True Grit (2010)

| 15+
Cautions: violence, intensity, and some gore and morbidity, some ethical confusion, and language

True Grit is merely another name for what it takes to track down your father’s murderer across a treacherous, winter wilderness, in the company of a godless federal marshal and a Texas Ranger who is equally help and competition. What it takes to do it successfully, at fourteen years of age, is something beyond. True Grit is a masterful, intense western that is simultaneously art and action, humor of wit and character, and occasional scenes of death and dismemberment that not everyone’s going to exactly enjoy.


2010 | Ethan Coen, Joel Coen | 110 min Watch Trailer



Violence, Intensity, and Some Gore and Morbidity

A man gets his fingers chopped off and shrieks disturbingly until he is stabbed in the chest by his partner, who gets his brains blown out against the wall.
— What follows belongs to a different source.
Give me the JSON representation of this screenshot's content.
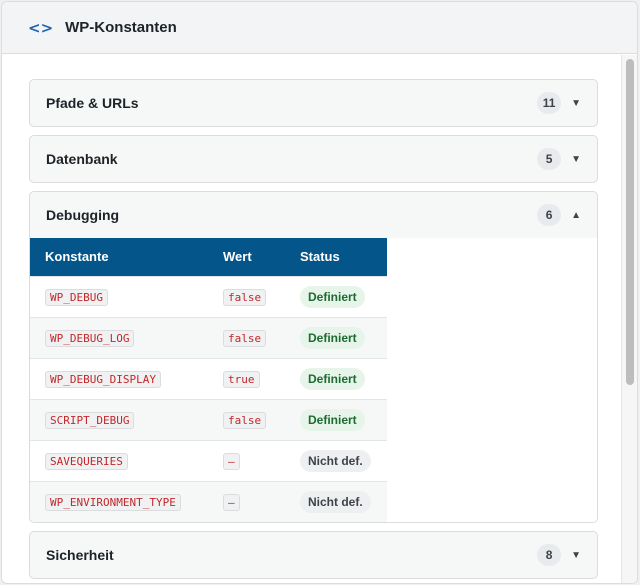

Sensitive viewers are advised to avoid this scene.*

A man bites his own tongue during a fight, and another character (likely teasing) makes as if to pull the tip of the tongue off to help it heal, while the man chokes on the blood and tries to stop him. There is minimal actual gore, but the concept and sound of the struggle may disturb sensitive viewers.*

Morbidity includes a partly decayed corpse hanging and then falling from a tree. Dead men are left leaning against a wall outside a wilderness shack, in lieu of burial. A body is seen in a casket. A hanging is shown (both above and below the scaffold are visible during the drop).

A somewhat creepy scene involves rattlesnakes, and a rattlesnake bite. Another character scores the wound with a knife and sucks out the poison.

There are some fairly intense fighting, shooting and threatening scenes.

A pony is spurred with a knife in a life-or-death situation, and after it eventually collapses, is shot in the head.


Some Ethical Confusion

True Grit, like real life, contains good characters who do bad things, and bad characters who do good things. The overall distinction between righteous and unrighteous is, however, maintained.

A major character, U.S. Marshall Rooster Cogburn, does many bad things and a few good things. He is presented as interesting, sometimes helpful, but severely lacking in virtue.

A man claims he saw Mattie’s mother, who says to come home immediately. Mattie appears to believe that he is lying, and takes no action.

Mattie is antagonistic toward the idea of letting a Texas Ranger capture the killer and take him back to Texas for a murder he committed there, saying she wants him punished for this murder, not that one.

A member of a criminal gang is referred to as a Methodist, and when he cooperates with the law and is killed by a fellow gang member, his dying words are that he will meet his circuit preacher brother in the streets of glory.

Strictly for pragmatic reasons1, Mattie wears trousers and her father’s coat and hat on the journey. She continues to behave femininely throughout the film.

A female character says she never married because she “didn’t have time to fool with that.” She is possibly referring to a former, not a present, attitude.


Language

G-d
G-dd-mn
G-dd-mn
G-dd-mn
G-dd-mn
G-dd-mn
G-dd-mn
d-mn
d-mn
h-ll
b-tch
b-tch
b-tch
b-stard


Note:

The theme of avenging in True Grit is not related to the idea of revenge. The ultimate goal is to bring the killer to justice, either by capturing him and taking him back to stand trial before a civil magistrate, or by killing him in a gunfight if he violently resists arrest. Mattie’s statement that she will shoot the murderer herself if the law fails to do so, refers to the law’s failure to bring the killer in, not to the idea of killing him if he is declared not guilty.

Mattie’s insistence on accompanying Rooster while he tracks the murderer is not presented in a feminist light, and her stated motives are are personal interest in seeing the job’s conclusion, and her (legitimate) concern that Rooster will just walk off with her money.

Mattie wakes up to find a man casually waiting across the room for a parley. He later remarks that he had thought about stealing a kiss while she was asleep. This idea is not played positively.

Mattie occasionally uses her wit and intelligence to one-up people who are in conflict with her or who treat her disdainfully.

Mattie wants her father buried in his Mason’s apron.

Rooster gets drunk, and is very negatively portrayed for it.

Characters smoke cigarettes or a pipe.

A negatively-portrayed character mentions gambling.


1 This situation would be the equivalent of a man wearing a woman’s belt or scarf out of practical necessity, not the equivalent of a man wearing a woman’s outfit.